L’Agence algérienne pour la promotion de l’investissement (AAPI) a annoncé le démarrage le 29 décembre 2025, de la construction d’une usine de production de pneus en caoutchouc pour véhicules légers et poids lourds. Basé dans la wilaya de Touggourt au nord-est du pays, le projet représente un investissement estimé à 27 milliards de dinars algériens, soit environ 178 millions d’euros.
Dotée d’une capacité annuelle de 5 millions de pneus, l’unité industrielle sera développée en deux phases. La première prévoit la production de 2 millions de pneus destinés aux poids lourds, tandis que la seconde portera sur la fabrication de 3 millions d’unités pour les véhicules légers. Ce projet, qui devrait générer 1 720 emplois directs, survient dans un contexte marqué par une pénurie de pneus, enregistrée au second semestre 2025.
En novembre dernier, Naftal, la Société nationale de commercialisation et de distribution des produits pétroliers, a conclu un accord avec l’équipementier allemand Continental pour l’importation de 1 million de pneus destinés aux véhicules particuliers. Parallèlement, une autre convention a été annoncée avec le fabricant italien Prometeon, afin d’assurer la fourniture de 500 000 pneus au segment des poids lourds, particulièrement exposé aux ruptures de stock.
Une stratégie industrielle plus large
Le projet à Touggourt s’inscrit dans une politique plus globale de développement d’un tissu industriel national dans la filière pneus, afin de satisfaire la demande intérieure croissante. Selon les données du cabinet Mordor Intelligence, le marché africain des pneumatiques est estimé à environ 7,1 milliards USD (environ 6,1 millions d’euros) en 2025, et devrait atteindre 8,94 milliards USD (environ 7,7 milliards d’euros) à l’horizon 2030, soit un taux de croissance annuel moyen de 4,72%. En 2024, l’Algérie représentait à elle seule près de 26,75% de ce marché continental.
Une telle dynamique alimentée par l’expansion du parc automobile, elle-même liée à la croissance démographique et à l’urbanisation, demande une montée en puissance d’une production locale compétitive pour sécuriser l’approvisionnement du marché intérieur et réduire les dépenses d’importation. Au-delà de cette initiative, l’entreprise algérienne El Hadj Arabi Industries a ainsi signé en juillet 2025 un partenariat stratégique avec le groupe chinois Doublestar, pour la construction d’une autre usine de pneus.

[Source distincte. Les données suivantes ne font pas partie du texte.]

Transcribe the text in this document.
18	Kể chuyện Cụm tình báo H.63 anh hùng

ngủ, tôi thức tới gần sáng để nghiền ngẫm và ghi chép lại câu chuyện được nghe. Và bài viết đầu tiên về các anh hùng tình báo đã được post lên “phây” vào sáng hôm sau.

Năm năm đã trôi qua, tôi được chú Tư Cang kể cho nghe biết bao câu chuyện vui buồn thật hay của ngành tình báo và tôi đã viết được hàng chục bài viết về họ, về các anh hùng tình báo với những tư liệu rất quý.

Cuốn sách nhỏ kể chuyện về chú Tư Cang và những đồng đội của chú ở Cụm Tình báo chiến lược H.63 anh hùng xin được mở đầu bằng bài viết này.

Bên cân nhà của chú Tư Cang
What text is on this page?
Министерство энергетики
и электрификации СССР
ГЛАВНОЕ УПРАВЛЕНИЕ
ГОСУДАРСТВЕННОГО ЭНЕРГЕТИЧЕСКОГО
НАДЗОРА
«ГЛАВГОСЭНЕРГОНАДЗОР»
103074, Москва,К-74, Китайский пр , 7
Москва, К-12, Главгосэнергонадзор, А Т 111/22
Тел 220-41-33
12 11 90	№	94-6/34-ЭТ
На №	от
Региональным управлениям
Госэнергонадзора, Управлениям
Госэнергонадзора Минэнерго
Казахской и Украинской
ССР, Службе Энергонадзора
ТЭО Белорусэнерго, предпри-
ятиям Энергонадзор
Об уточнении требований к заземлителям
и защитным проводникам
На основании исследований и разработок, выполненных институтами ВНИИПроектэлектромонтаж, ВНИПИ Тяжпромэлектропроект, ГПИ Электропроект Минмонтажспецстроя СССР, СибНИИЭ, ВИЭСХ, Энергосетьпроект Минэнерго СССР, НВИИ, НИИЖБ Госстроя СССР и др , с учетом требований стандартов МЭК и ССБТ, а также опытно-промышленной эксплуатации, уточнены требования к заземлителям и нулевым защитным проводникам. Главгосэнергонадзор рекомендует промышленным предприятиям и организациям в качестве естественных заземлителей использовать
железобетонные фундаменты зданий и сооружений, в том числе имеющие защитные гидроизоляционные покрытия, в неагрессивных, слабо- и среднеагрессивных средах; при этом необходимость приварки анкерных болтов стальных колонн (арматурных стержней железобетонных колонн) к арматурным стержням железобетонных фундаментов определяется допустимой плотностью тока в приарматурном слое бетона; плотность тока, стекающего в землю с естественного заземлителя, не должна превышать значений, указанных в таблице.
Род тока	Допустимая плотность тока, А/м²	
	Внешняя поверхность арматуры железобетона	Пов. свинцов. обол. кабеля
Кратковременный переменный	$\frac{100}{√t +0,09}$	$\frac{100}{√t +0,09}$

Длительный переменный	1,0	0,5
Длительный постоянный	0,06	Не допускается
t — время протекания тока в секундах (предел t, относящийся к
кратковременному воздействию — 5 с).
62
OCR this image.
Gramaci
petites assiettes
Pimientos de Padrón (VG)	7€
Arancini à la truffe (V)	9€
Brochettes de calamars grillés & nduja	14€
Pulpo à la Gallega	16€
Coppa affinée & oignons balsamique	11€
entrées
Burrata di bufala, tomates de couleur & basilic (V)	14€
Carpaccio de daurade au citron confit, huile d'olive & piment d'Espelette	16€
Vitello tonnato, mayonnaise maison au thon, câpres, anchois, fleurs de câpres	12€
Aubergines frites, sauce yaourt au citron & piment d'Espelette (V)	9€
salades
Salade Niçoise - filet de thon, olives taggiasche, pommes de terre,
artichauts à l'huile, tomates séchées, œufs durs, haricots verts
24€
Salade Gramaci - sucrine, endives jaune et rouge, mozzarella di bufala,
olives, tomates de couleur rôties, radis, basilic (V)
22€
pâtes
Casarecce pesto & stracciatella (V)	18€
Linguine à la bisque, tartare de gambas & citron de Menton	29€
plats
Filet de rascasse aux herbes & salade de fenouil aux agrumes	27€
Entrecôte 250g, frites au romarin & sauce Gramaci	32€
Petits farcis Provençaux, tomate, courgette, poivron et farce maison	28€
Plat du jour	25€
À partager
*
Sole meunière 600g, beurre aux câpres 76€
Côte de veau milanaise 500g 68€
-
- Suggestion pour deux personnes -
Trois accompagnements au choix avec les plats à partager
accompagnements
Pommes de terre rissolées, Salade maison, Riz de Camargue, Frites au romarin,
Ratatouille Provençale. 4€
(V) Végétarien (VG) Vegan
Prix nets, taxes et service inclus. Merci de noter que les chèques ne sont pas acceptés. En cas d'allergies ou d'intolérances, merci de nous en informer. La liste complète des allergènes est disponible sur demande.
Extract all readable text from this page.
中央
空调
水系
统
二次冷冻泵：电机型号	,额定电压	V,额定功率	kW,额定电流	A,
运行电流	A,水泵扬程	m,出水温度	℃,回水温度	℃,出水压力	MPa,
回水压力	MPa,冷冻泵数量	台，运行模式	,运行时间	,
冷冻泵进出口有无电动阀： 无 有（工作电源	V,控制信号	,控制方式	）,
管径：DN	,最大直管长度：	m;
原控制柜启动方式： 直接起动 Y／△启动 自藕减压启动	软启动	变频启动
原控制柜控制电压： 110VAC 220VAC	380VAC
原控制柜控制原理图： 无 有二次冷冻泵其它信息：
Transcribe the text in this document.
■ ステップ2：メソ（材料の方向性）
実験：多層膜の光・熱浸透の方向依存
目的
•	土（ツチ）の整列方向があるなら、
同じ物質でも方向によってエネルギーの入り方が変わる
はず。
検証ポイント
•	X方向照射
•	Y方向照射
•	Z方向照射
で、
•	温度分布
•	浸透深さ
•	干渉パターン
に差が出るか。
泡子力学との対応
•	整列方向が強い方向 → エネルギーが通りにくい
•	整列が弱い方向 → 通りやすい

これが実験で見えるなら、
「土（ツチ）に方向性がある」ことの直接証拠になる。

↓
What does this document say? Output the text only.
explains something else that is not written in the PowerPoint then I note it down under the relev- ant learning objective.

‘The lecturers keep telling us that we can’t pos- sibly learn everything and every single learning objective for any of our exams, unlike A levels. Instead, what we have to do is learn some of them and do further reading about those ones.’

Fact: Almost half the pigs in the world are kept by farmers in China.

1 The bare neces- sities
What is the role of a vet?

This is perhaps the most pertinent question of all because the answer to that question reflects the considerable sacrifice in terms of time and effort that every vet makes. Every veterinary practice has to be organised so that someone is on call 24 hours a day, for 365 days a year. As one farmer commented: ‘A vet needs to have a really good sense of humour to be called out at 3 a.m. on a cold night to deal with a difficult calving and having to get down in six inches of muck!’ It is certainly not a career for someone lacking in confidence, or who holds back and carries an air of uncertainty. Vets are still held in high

Un investissement de 300 millions d’euros
Cette unité sera basée dans la zone industrielle d’El Hamoul près d’Oran, et coûtera un investissement global estimé à près de 50 milliards de dinars (environ 330 millions d’euros). Elle devrait disposer d’une capacité initiale de 7 millions d’unités par an, dont 1 million seront dédiées aux véhicules lourds, avec un potentiel d’extension pouvant atteindre 22 millions de pneus à terme.
Selon les observateurs, ces différentes initiatives industrielles témoignent d’une volonté claire d’asseoir une base productive nationale solide dans la filière pneumatique. Leur succès dépendra toutefois de la capacité à relever plusieurs défis structurels. La fabrication locale de pneus nécessite en effet des investissements conséquents dans des infrastructures industrielles modernes, capables de respecter les normes internationales en matière de sécurité, de qualité et de performance.
Par ailleurs, l’accès à certains intrants stratégiques tels que le fil d’acier, les renforts textiles ou encore les additifs chimiques spécifiques, demeure limité sur le marché local, ce qui pourrait peser sur les coûts de production. Enfin, la disponibilité de compétences techniques spécialisées, la formation de la main-d’œuvre et la mise en place d’un cadre réglementaire robuste seront des facteurs déterminants pour assurer la compétitivité et la durabilité de ces projets industriels.